I have a huge amount of data in a single JSON that I want to get it into Elasticsearch to do some visualizations in Kibana.我在单个 JSON 中有大量数据,我想将其放入 Elasticsearch 以在 Kibana 中进行一些可视化。 My JSON currently looks somewhat like this:我的 JSON 目前看起来有点像这样:

[{"field1": "x", "field2": "y"},
{"field1": "w", "field2": "z"}]
...etc

After doing some research, I found that the best way to feed this data to Elasticsearch is using the Bulk API, but first I need to reformat my data to look like this:在做了一些研究之后,我发现将这些数据提供给 Elasticsearch 的最佳方法是使用 Bulk API,但首先我需要重新格式化我的数据,如下所示:

{"index":{"_index": "myindex", "type": "entity_type", "_id": 1}}
{"field1": "x", "field2": "y"}
{"index":{"_index": "myindex", "type": "entity_type", "_id": 2}}
{"field1": "w", "field2": "z"}
...etc

And then I have to post this file using curl.然后我必须使用 curl 发布这个文件。

All of this is part of a bigger Python project so I would like to know the best way to do the reformatting of my data and how to get it into Elasticsearch using Python.所有这些都是一个更大的 Python 项目的一部分,所以我想知道重新格式化我的数据的最佳方法以及如何使用 Python 将其导入 Elasticsearch。 I've thought of using regular expressions for the reformatting (re.sub and replace) and also I've looked at elasticsearch bulk helper to post the data but I couldn't figure out a solution.我想过使用正则表达式进行重新格式化(re.sub 和 replace),并且我还查看了 elasticsearch 批量帮助程序来发布数据,但我找不到解决方案。

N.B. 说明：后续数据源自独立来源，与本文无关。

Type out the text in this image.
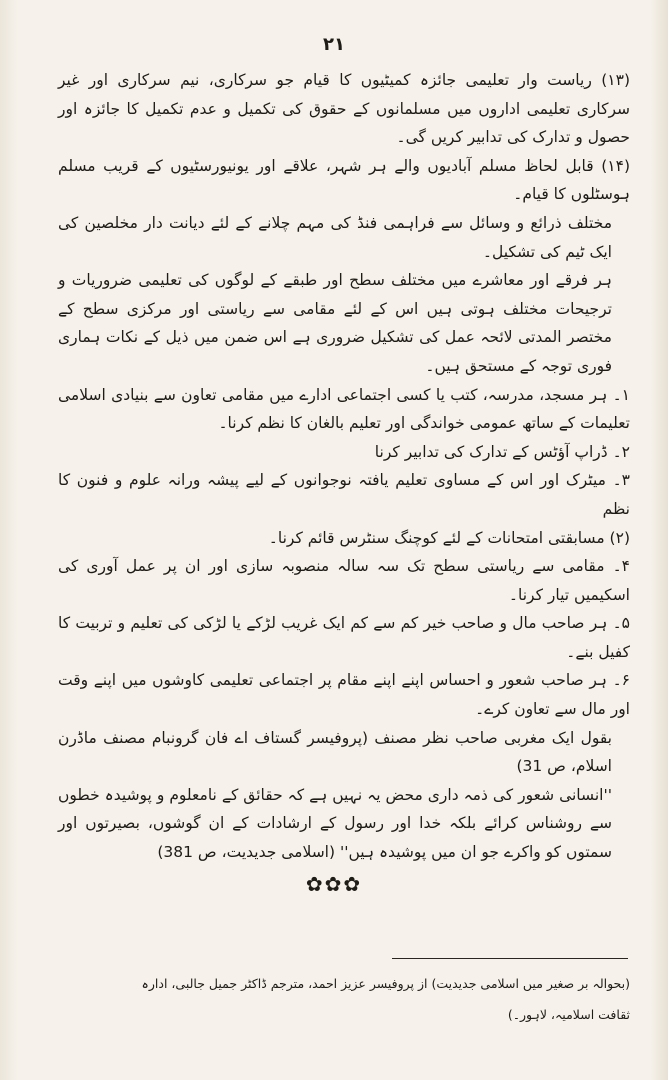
۲۱

(۱۳) ریاست وار تعلیمی جائزہ کمیٹیوں کا قیام جو سرکاری، نیم سرکاری اور غیر سرکاری تعلیمی اداروں میں مسلمانوں کے حقوق کی تکمیل و عدم تکمیل کا جائزہ اور حصول و تدارک کی تدابیر کریں گی۔

(۱۴) قابل لحاظ مسلم آبادیوں والے ہر شہر، علاقے اور یونیورسٹیوں کے قریب مسلم ہوسٹلوں کا قیام۔

مختلف ذرائع و وسائل سے فراہمی فنڈ کی مہم چلانے کے لئے دیانت دار مخلصین کی ایک ٹیم کی تشکیل۔

ہر فرقے اور معاشرے میں مختلف سطح اور طبقے کے لوگوں کی تعلیمی ضروریات و ترجیحات مختلف ہوتی ہیں اس کے لئے مقامی سے ریاستی اور مرکزی سطح کے مختصر المدتی لائحہ عمل کی تشکیل ضروری ہے اس ضمن میں ذیل کے نکات ہماری فوری توجہ کے مستحق ہیں۔

۱۔ ہر مسجد، مدرسہ، کتب یا کسی اجتماعی ادارے میں مقامی تعاون سے بنیادی اسلامی تعلیمات کے ساتھ عمومی خواندگی اور تعلیم بالغان کا نظم کرنا۔

۲۔ ڈراپ آؤٹس کے تدارک کی تدابیر کرنا

۳۔ میٹرک اور اس کے مساوی تعلیم یافتہ نوجوانوں کے لیے پیشہ ورانہ علوم و فنون کا نظم

(۲) مسابقتی امتحانات کے لئے کوچنگ سنٹرس قائم کرنا۔

۴۔ مقامی سے ریاستی سطح تک سہ سالہ منصوبہ سازی اور ان پر عمل آوری کی اسکیمیں تیار کرنا۔

۵۔ ہر صاحب مال و صاحب خیر کم سے کم ایک غریب لڑکے یا لڑکی کی تعلیم و تربیت کا کفیل بنے۔

۶۔ ہر صاحب شعور و احساس اپنے اپنے مقام پر اجتماعی تعلیمی کاوشوں میں اپنے وقت اور مال سے تعاون کرے۔

بقول ایک مغربی صاحب نظر مصنف (پروفیسر گستاف اے فان گرونبام مصنف ماڈرن اسلام، ص 31)

''انسانی شعور کی ذمہ داری محض یہ نہیں ہے کہ حقائق کے نامعلوم و پوشیدہ خطوں سے روشناس کرائے بلکہ خدا اور رسول کے ارشادات کے ان گوشوں، بصیرتوں اور سمتوں کو واکرے جو ان میں پوشیدہ ہیں'' (اسلامی جدیدیت، ص 381)

✿✿✿

(بحوالہ بر صغیر میں اسلامی جدیدیت) از پروفیسر عزیز احمد، مترجم ڈاکٹر جمیل جالبی، ادارہ

ثقافت اسلامیہ، لاہور۔)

Any help is highly appreciated, thanks.非常感谢任何帮助,谢谢。

Hy!嗨!

According to https://elasticsearch-py.readthedocs.io/en/master/helpers.html#example , the python lib has a couple of helpers for bulk operation.根据https://elasticsearch-py.readthedocs.io/en/master/helpers.html#example ,python 库有几个用于bulk操作的助手。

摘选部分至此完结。